The ingrates I brought into this world respond with great groaning and lamentation. There’s even some weeping and
considerable gnashing of teeth.
"Oh, no!"
they cry out. "Mom is using the F word again."
I take great umbrage at this. Taking great umbrage has become a specialty of mine as I’ve had many opportunities to
practice it.
“I can’t believe you refer to Family
as the F word,” I say with withering disapproval. The delivery of withering disapproval is another one of those manipulation
methods at which I excel. And when my kids were younger, it used to work quite well.

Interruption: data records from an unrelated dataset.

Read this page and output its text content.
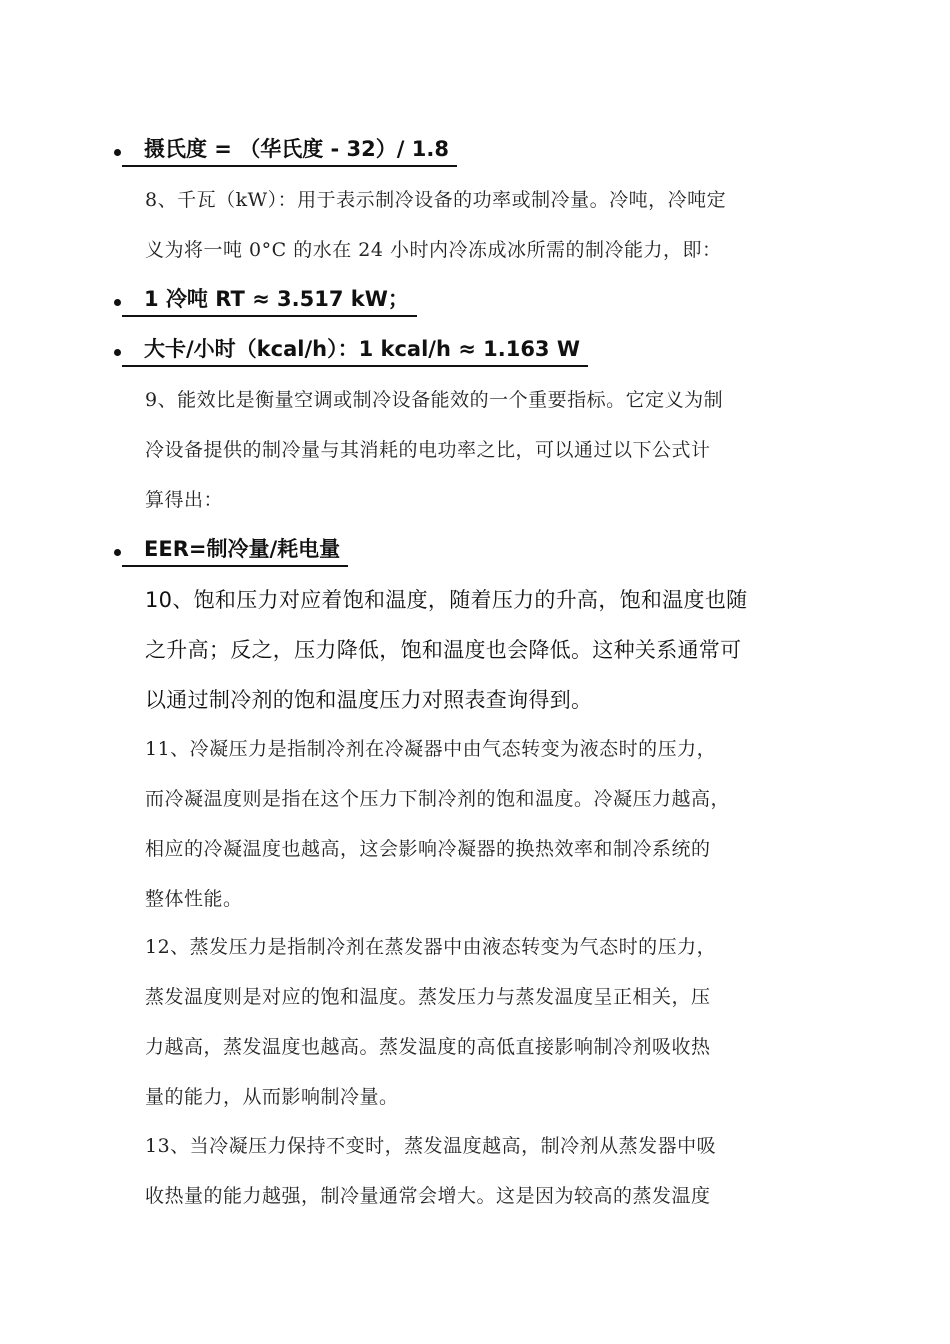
摄氏度 = （华氏度 - 32）/ 1.8
8、千瓦（kW）：用于表示制冷设备的功率或制冷量。冷吨，冷吨定
义为将一吨 0°C 的水在 24 小时内冷冻成冰所需的制冷能力，即：
1 冷吨 RT ≈ 3.517 kW；
大卡/小时（kcal/h）：1 kcal/h ≈ 1.163 W
9、能效比是衡量空调或制冷设备能效的一个重要指标。它定义为制
冷设备提供的制冷量与其消耗的电功率之比，可以通过以下公式计
算得出：
EER=制冷量/耗电量
10、饱和压力对应着饱和温度，随着压力的升高，饱和温度也随
之升高；反之，压力降低，饱和温度也会降低。这种关系通常可
以通过制冷剂的饱和温度压力对照表查询得到。
11、冷凝压力是指制冷剂在冷凝器中由气态转变为液态时的压力，
而冷凝温度则是指在这个压力下制冷剂的饱和温度。冷凝压力越高，
相应的冷凝温度也越高，这会影响冷凝器的换热效率和制冷系统的
整体性能。
12、蒸发压力是指制冷剂在蒸发器中由液态转变为气态时的压力，
蒸发温度则是对应的饱和温度。蒸发压力与蒸发温度呈正相关，压
力越高，蒸发温度也越高。蒸发温度的高低直接影响制冷剂吸收热
量的能力，从而影响制冷量。
13、当冷凝压力保持不变时，蒸发温度越高，制冷剂从蒸发器中吸
收热量的能力越强，制冷量通常会增大。这是因为较高的蒸发温度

But with the onset of puberty, teenagers seem to develop immunity to parental opinion. All those raging hormones spin around
them a cocoon of indifference and stuff their heads with what I call “Charlie Brown cotton.”
You know
how all the characters in the Peanuts cartoon only hear the words of their teachers as “wa wa wa wa?” That’s
Charlie Brown cotton, and I’m convinced that’s what is clouding the judgment of my own cast of characters. Why
else would they not want to spend time with people as fascinating and fun as their mom and dad?

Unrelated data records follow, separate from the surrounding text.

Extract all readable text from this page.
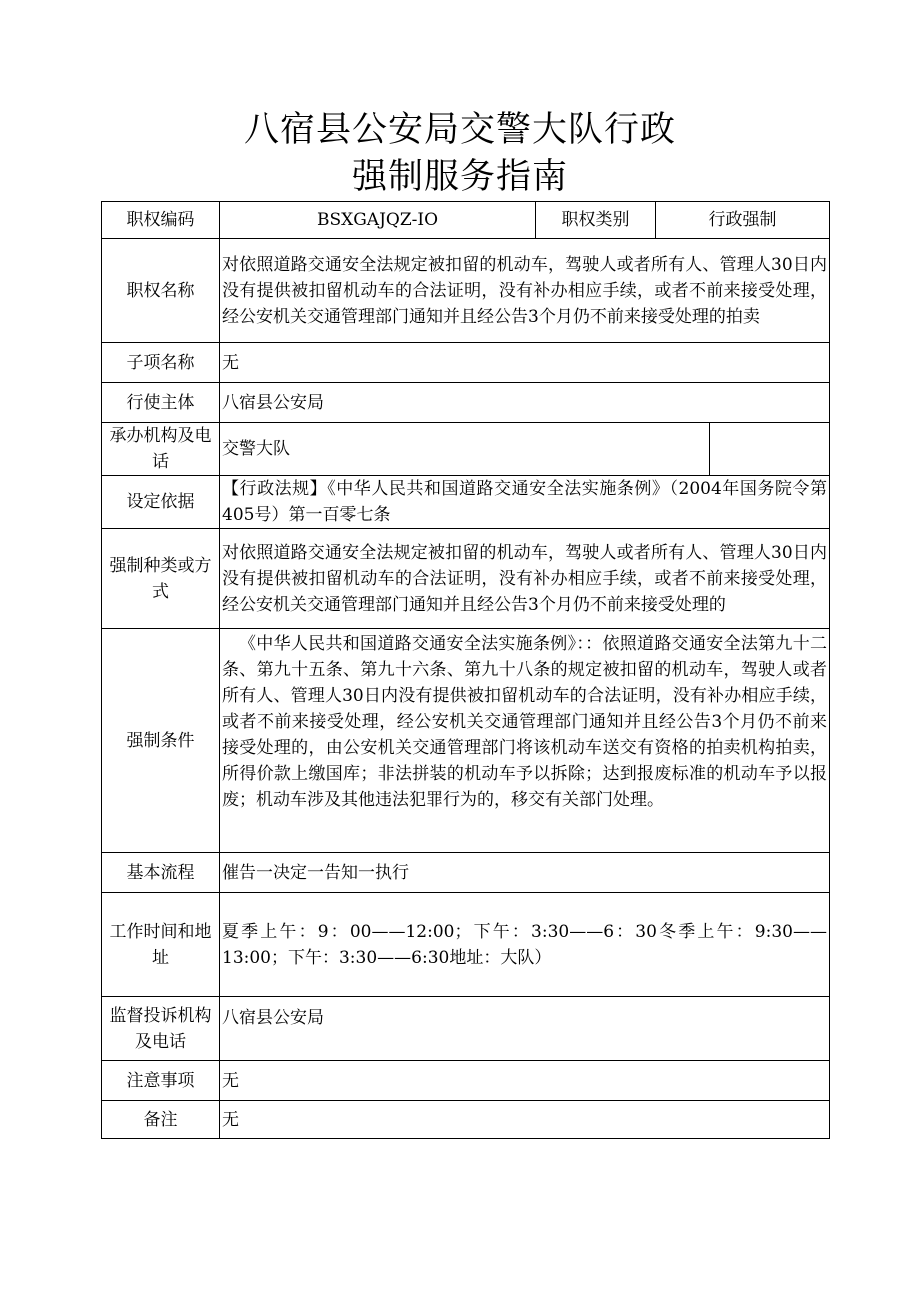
八宿县公安局交警大队行政
强制服务指南
职权编码	BSXGAJQZ-IO	职权类别	行政强制	
职权名称	对依照道路交通安全法规定被扣留的机动车，驾驶人或者所有人、管理人30日内没有提供被扣留机动车的合法证明，没有补办相应手续，或者不前来接受处理，经公安机关交通管理部门通知并且经公告3个月仍不前来接受处理的拍卖			
子项名称	无			
行使主体	八宿县公安局			
承办机构及电话	交警大队			
设定依据	【行政法规】《中华人民共和国道路交通安全法实施条例》（2004年国务院令第405号）第一百零七条			
强制种类或方式	对依照道路交通安全法规定被扣留的机动车，驾驶人或者所有人、管理人30日内没有提供被扣留机动车的合法证明，没有补办相应手续，或者不前来接受处理，经公安机关交通管理部门通知并且经公告3个月仍不前来接受处理的			
强制条件	《中华人民共和国道路交通安全法实施条例》：：依照道路交通安全法第九十二条、第九十五条、第九十六条、第九十八条的规定被扣留的机动车，驾驶人或者所有人、管理人30日内没有提供被扣留机动车的合法证明，没有补办相应手续，或者不前来接受处理，经公安机关交通管理部门通知并且经公告3个月仍不前来接受处理的，由公安机关交通管理部门将该机动车送交有资格的拍卖机构拍卖，所得价款上缴国库；非法拼装的机动车予以拆除；达到报废标准的机动车予以报废；机动车涉及其他违法犯罪行为的，移交有关部门处理。			
基本流程	催告一决定一告知一执行			
工作时间和地址	夏季上午：9：00——12:00；下午：3:30——6：30冬季上午：9:30——13:00；下午：3:30——6:30地址：大队）			
监督投诉机构及电话	八宿县公安局			
注意事项	无			
备注	无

To pierce this foolish fog, I pull another arrow out of my maternal quiver and fire off a good helping of guilt. While we
moms often wallow in guilt, we are also adept at spreading it around when need be. I lay it on pretty thick.
"I just don’t understand why you don’t want to be around us anymore.” My voice trembles. “It
breaks my heart.” I shake my head sadly, my face downcast. But the hardhearted cretins before me are unmoved.
“Mom!” they groan impatiently. “We had Family Time last year. It’s enough.”
So I deploy my ultimate weapon – the threat of public humiliation. This is not a new technique. Cave moms who simply
wanted to spend quality time with their recalcitrant cave kids around the fire probably had to threaten to accompany them
on the next adolescent mastodon hunt to get them to comply. Only the locale has changed.
I inform my brood
that if we don’t have Sunday-afternoon Family Time, we’ll have it on Friday night. In public. In a place where
their friends are sure to see them.
This is what my
daughter refers to as “social suicide,” and my children will do almost anything to avoid that. Before you know
it, we are enjoying some screen-free Family Time.
I suggest we start off by simply talking to each other. After several moments of silence, we move on to board games, where
we find our tongues and spend valuable time arguing over which game to play. Monopoly takes too long, and Scrabble seems to
my illiterate bunch too much like school. So we settle on Clue. Before we’ve even had a chance to finger Colonel Mustard
for the crime, my daughter has pronounced herself bored, and my son has been caught text-messaging his girlfriend under the
table.
My husband gives me one of his looks and asks, “Are
we having fun yet?”
Although this bit of bonding was
a fairly painful experience, I remain undeterred and will use the F word again next Sunday. One way or another, we’re
going to enjoy our Family Time. But I’ll probably end up looking forward to the start of another football season.